O crescimento da demanda se deve, em parte, à demanda por reassentamentos de pessoas que fogem da Síria, em guerra civil há cinco anos.
A agência estima que os sírios serão responsáveis, em 2017, por 40% da necessidade de vagas para reassentamento, seguidos por nacionais do Sudão (11%), do Afeganistão (10%) e da República Democrática do Congo (9%).
Os números do Acnur, no entanto, revelam um gargalo no reassentamento de refugiados que deixaram seus países e esperam, em algum país onde obtiveram asilo, uma solução definitiva em um terceiro país.

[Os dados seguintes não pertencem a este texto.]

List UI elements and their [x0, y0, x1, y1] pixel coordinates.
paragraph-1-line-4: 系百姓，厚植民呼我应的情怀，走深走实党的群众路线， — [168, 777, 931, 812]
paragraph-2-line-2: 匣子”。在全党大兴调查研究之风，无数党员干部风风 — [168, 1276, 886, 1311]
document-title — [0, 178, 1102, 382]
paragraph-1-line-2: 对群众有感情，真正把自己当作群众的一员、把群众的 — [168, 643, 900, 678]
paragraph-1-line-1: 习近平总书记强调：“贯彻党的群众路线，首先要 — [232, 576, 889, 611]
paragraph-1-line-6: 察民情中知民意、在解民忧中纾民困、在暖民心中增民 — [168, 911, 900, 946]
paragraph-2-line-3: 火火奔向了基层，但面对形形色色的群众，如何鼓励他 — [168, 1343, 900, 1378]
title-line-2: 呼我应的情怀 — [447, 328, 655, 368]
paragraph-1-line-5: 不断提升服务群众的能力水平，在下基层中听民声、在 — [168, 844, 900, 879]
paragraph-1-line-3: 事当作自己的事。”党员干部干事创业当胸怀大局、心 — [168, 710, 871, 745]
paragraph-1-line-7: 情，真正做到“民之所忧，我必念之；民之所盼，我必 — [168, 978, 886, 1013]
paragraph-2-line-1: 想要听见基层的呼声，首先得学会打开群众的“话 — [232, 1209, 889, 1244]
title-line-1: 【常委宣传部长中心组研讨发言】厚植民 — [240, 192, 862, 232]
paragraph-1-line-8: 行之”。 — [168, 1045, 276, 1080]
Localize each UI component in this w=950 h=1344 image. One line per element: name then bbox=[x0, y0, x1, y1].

Segundo o relatório, na última década, a agência submeteu a cerca de 30 países mais de 1 milhão de pedidos de reassentamentos. Em 2015, a solicitação foi recorde na década, superando 134 mil pedidos aceitos.

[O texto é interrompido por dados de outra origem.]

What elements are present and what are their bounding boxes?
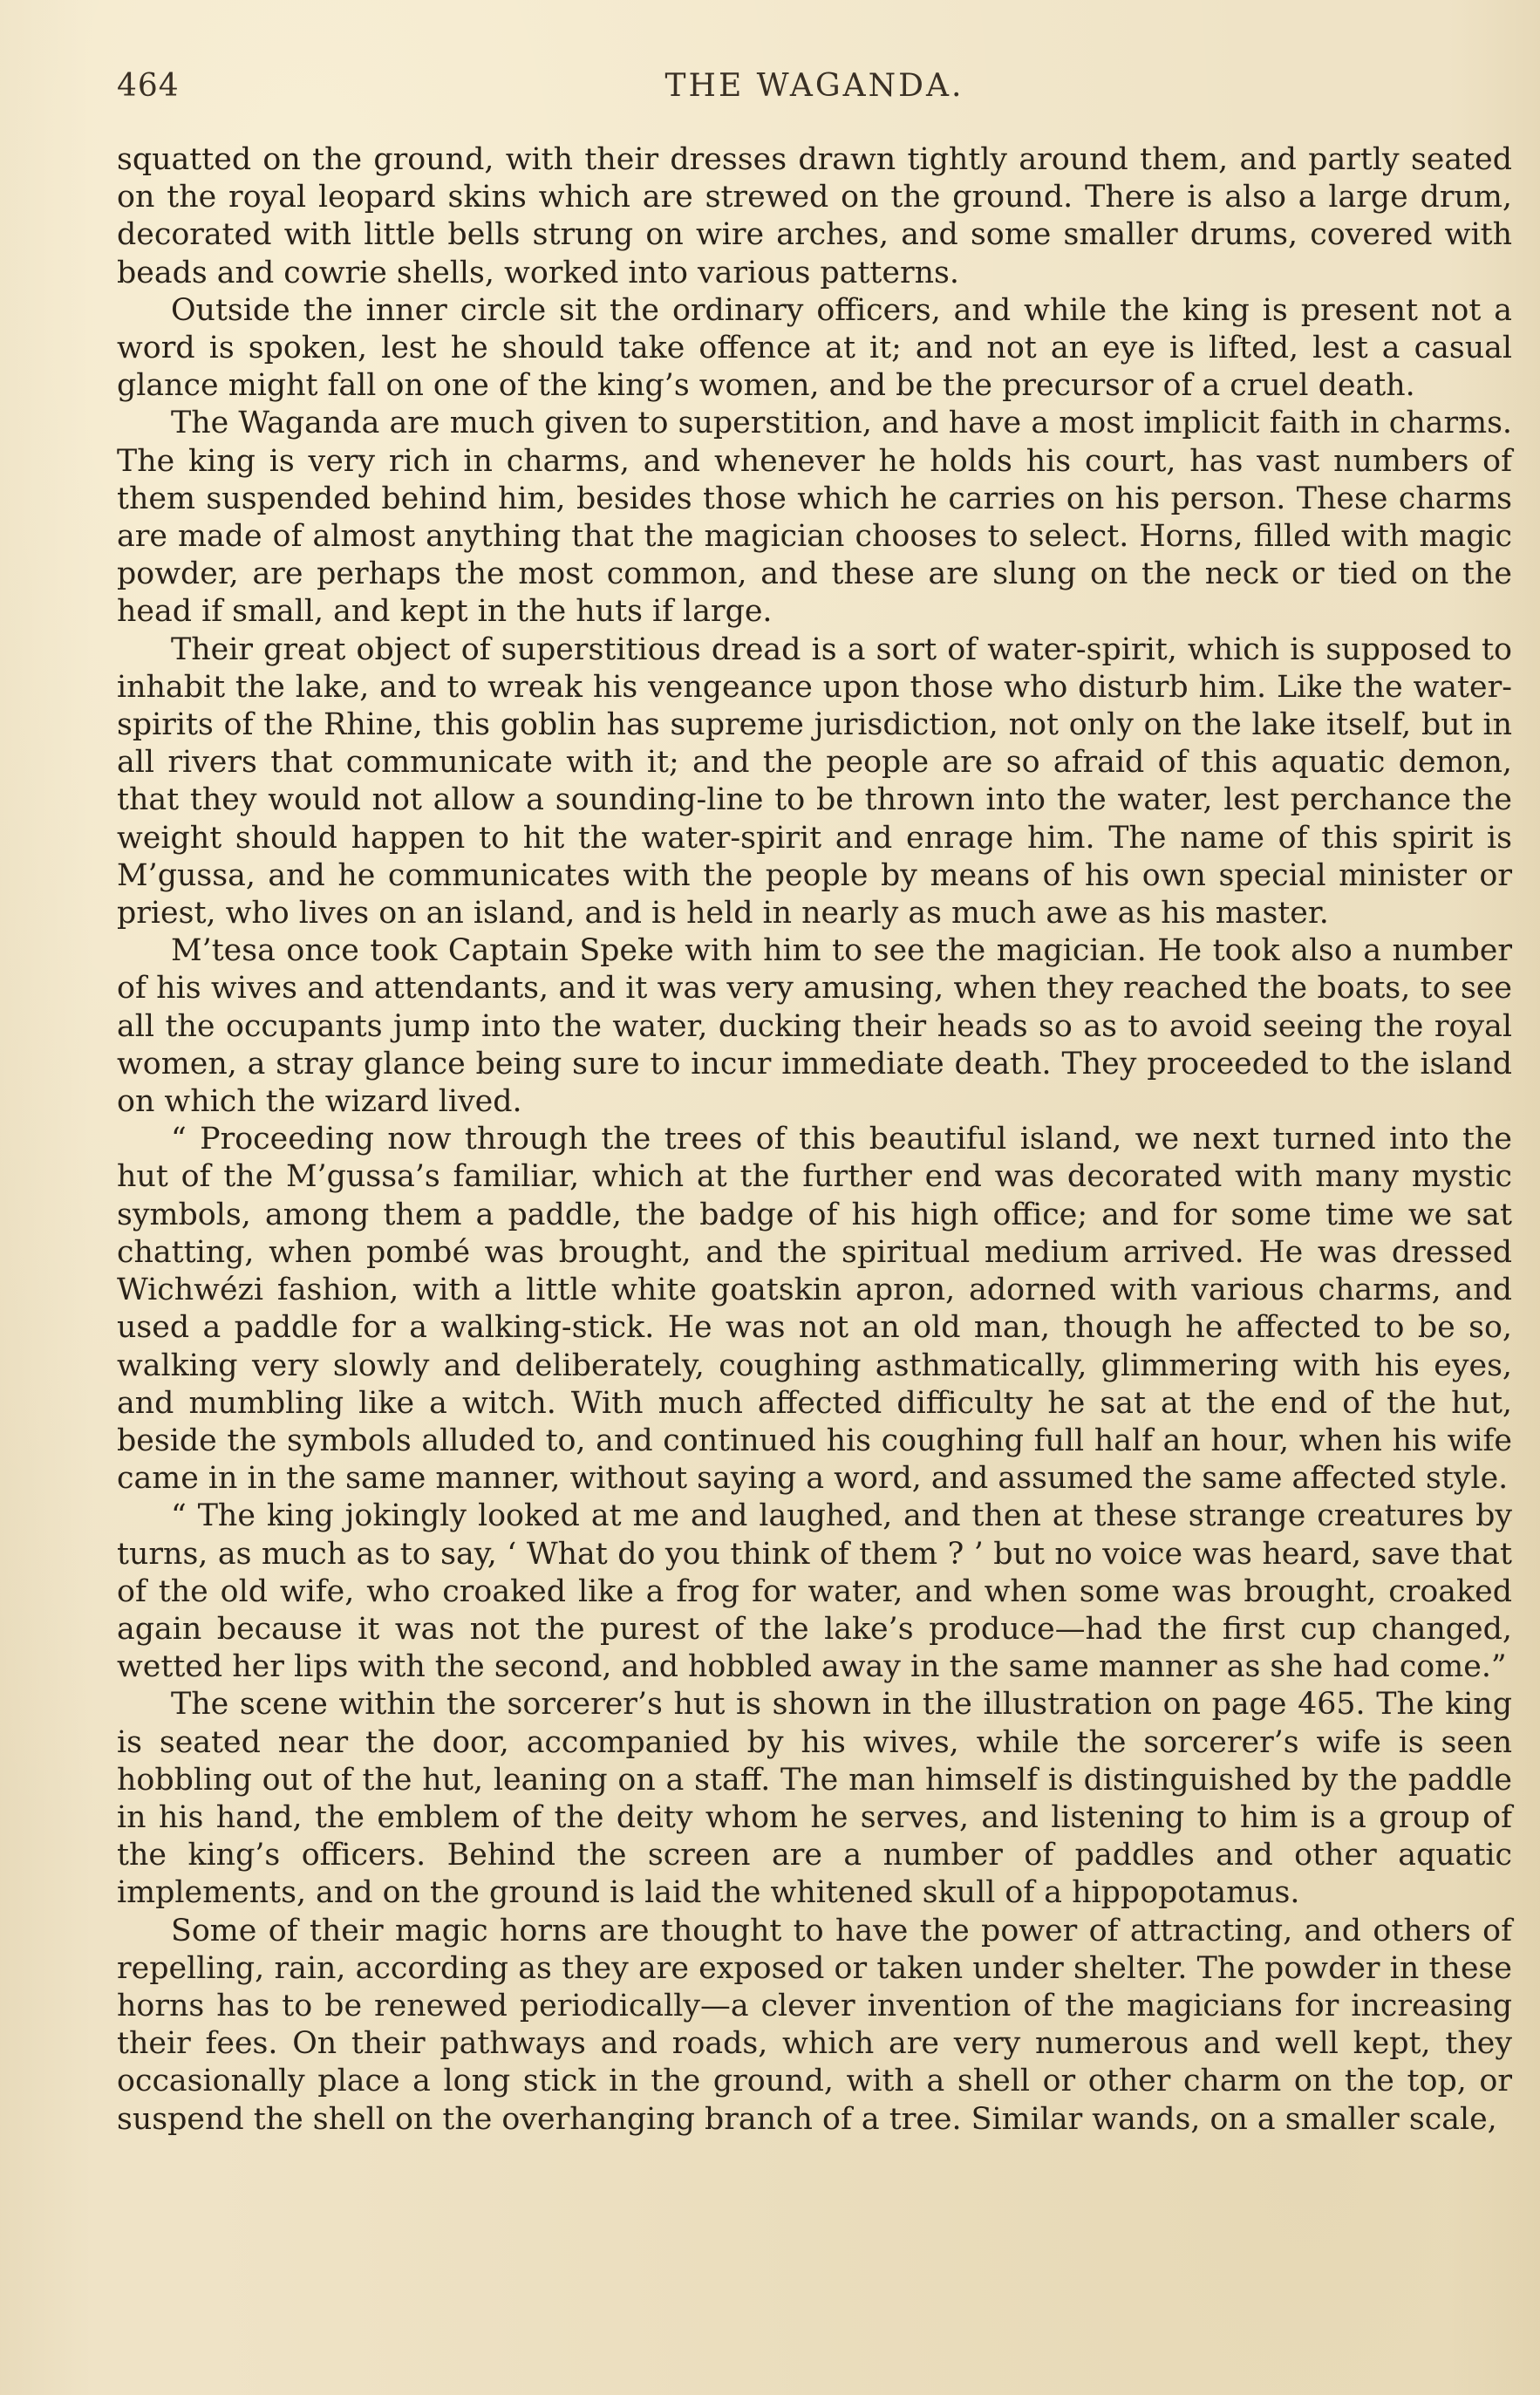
paragraph: The Waganda are much given to superstition, and have a most implicit faith in charms. The king is very rich in charms, and whenever he holds his court, has vast numbers of them suspended behind him, besides those which he carries on his person. These charms are made of almost anything that the magician chooses to select. Horns, filled with magic powder, are perhaps the most common, and these are slung on the neck or tied on the head if small, and kept in the huts if large.	[117, 406, 1512, 630]
page-number: 464	[117, 68, 180, 104]
quoted-paragraph: “ The king jokingly looked at me and laughed, and then at these strange creatures by turns, as much as to say, ‘ What do you think of them ? ’ but no voice was heard, save that of the old wife, who croaked like a frog for water, and when some was brought, croaked again because it was not the purest of the lake’s produce—had the first cup changed, wetted her lips with the second, and hobbled away in the same manner as she had come.”	[117, 1498, 1512, 1685]
paragraph: Outside the inner circle sit the ordinary officers, and while the king is present not a word is spoken, lest he should take offence at it; and not an eye is lifted, lest a casual glance might fall on one of the king’s women, and be the precursor of a cruel death.	[117, 292, 1512, 404]
paragraph: Some of their magic horns are thought to have the power of attracting, and others of repelling, rain, according as they are exposed or taken under shelter. The powder in these horns has to be renewed periodically—a clever invention of the magicians for increasing their fees. On their pathways and roads, which are very numerous and well kept, they occasionally place a long stick in the ground, with a shell or other charm on the top, or suspend the shell on the overhanging branch of a tree. Similar wands, on a smaller scale,	[117, 1913, 1512, 2137]
paragraph: Their great object of superstitious dread is a sort of water-spirit, which is supposed to inhabit the lake, and to wreak his vengeance upon those who disturb him. Like the water-spirits of the Rhine, this goblin has supreme jurisdiction, not only on the lake itself, but in all rivers that communicate with it; and the people are so afraid of this aquatic demon, that they would not allow a sounding-line to be thrown into the water, lest perchance the weight should happen to hit the water-spirit and enrage him. The name of this spirit is M’gussa, and he communicates with the people by means of his own special minister or priest, who lives on an island, and is held in nearly as much awe as his master.	[117, 631, 1512, 931]
book-page	[117, 63, 1512, 2139]
paragraph: The scene within the sorcerer’s hut is shown in the illustration on page 465. The king is seated near the door, accompanied by his wives, while the sorcerer’s wife is seen hobbling out of the hut, leaning on a staff. The man himself is distinguished by the paddle in his hand, the emblem of the deity whom he serves, and listening to him is a group of the king’s officers. Behind the screen are a number of paddles and other aquatic implements, and on the ground is laid the whitened skull of a hippopotamus.	[117, 1687, 1512, 1911]
paragraph: M’tesa once took Captain Speke with him to see the magician. He took also a number of his wives and attendants, and it was very amusing, when they reached the boats, to see all the occupants jump into the water, ducking their heads so as to avoid seeing the royal women, a stray glance being sure to incur immediate death. They proceeded to the island on which the wizard lived.	[117, 933, 1512, 1120]
running-title: THE WAGANDA.	[664, 68, 964, 104]
paragraph-continuation: squatted on the ground, with their dresses drawn tightly around them, and partly seated on the royal leopard skins which are strewed on the ground. There is also a large drum, decorated with little bells strung on wire arches, and some smaller drums, covered with beads and cowrie shells, worked into various patterns.	[117, 142, 1512, 290]
page-header	[117, 63, 1512, 119]
quoted-paragraph: “ Proceeding now through the trees of this beautiful island, we next turned into the hut of the M’gussa’s familiar, which at the further end was decorated with many mystic symbols, among them a paddle, the badge of his high office; and for some time we sat chatting, when pombé was brought, and the spiritual medium arrived. He was dressed Wichwézi fashion, with a little white goatskin apron, adorned with various charms, and used a paddle for a walking-stick. He was not an old man, though he affected to be so, walking very slowly and deliberately, coughing asthmatically, glimmering with his eyes, and mumbling like a witch. With much affected difficulty he sat at the end of the hut, beside the symbols alluded to, and continued his coughing full half an hour, when his wife came in in the same manner, without saying a word, and assumed the same affected style.	[117, 1122, 1512, 1497]
body-text	[117, 141, 1512, 2139]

A maior parte desses pedidos, no ano passado, envolveu refugiados de nacionalidades síria (53,3 mil), congolesa (20,5 mil) e iraquiana (11,1 mil).
Os pedidos foram dirigidos, em sua maioria, aos Estados Unidos (82,5 mil), Canadá (22,9 mil) e Austrália (9,3 mil).
A taxa de aceitação dos pedidos de reassentamentos, no ano passado, ficou em 91,8% em média, a depender da nacionalidade.
DIREITOS HUMANOS
Teve início, nesta segunda (13), a sessão do Conselho de Direitos Humanos da ONU, em Genebra. A reunião dos países para tratar de temas como migrantes, a situação da Síria, violência contra mulheres e liberdade de expressão vai até 1º de julho.
Na abertura dos trabalhos, Zeid Ra'ad Al Hussein, alto comissário das Nações Unidas sobre o tema, denunciou um "aumento preocupante" de detenções de migrantes na Grécia e na Itália e cobrou que os países ofereçam melhores condições de alojamento para crianças que esperam o processamento dos pedidos de asilo.
"Mesmo crianças desacompanhadas frequentemente são colocadas em celas de prisões ou centros cercados com arame farpado. A detenção nunca é no melhor interesse da criança —que deve ter prioridade sobre objetivos de imigração", disse.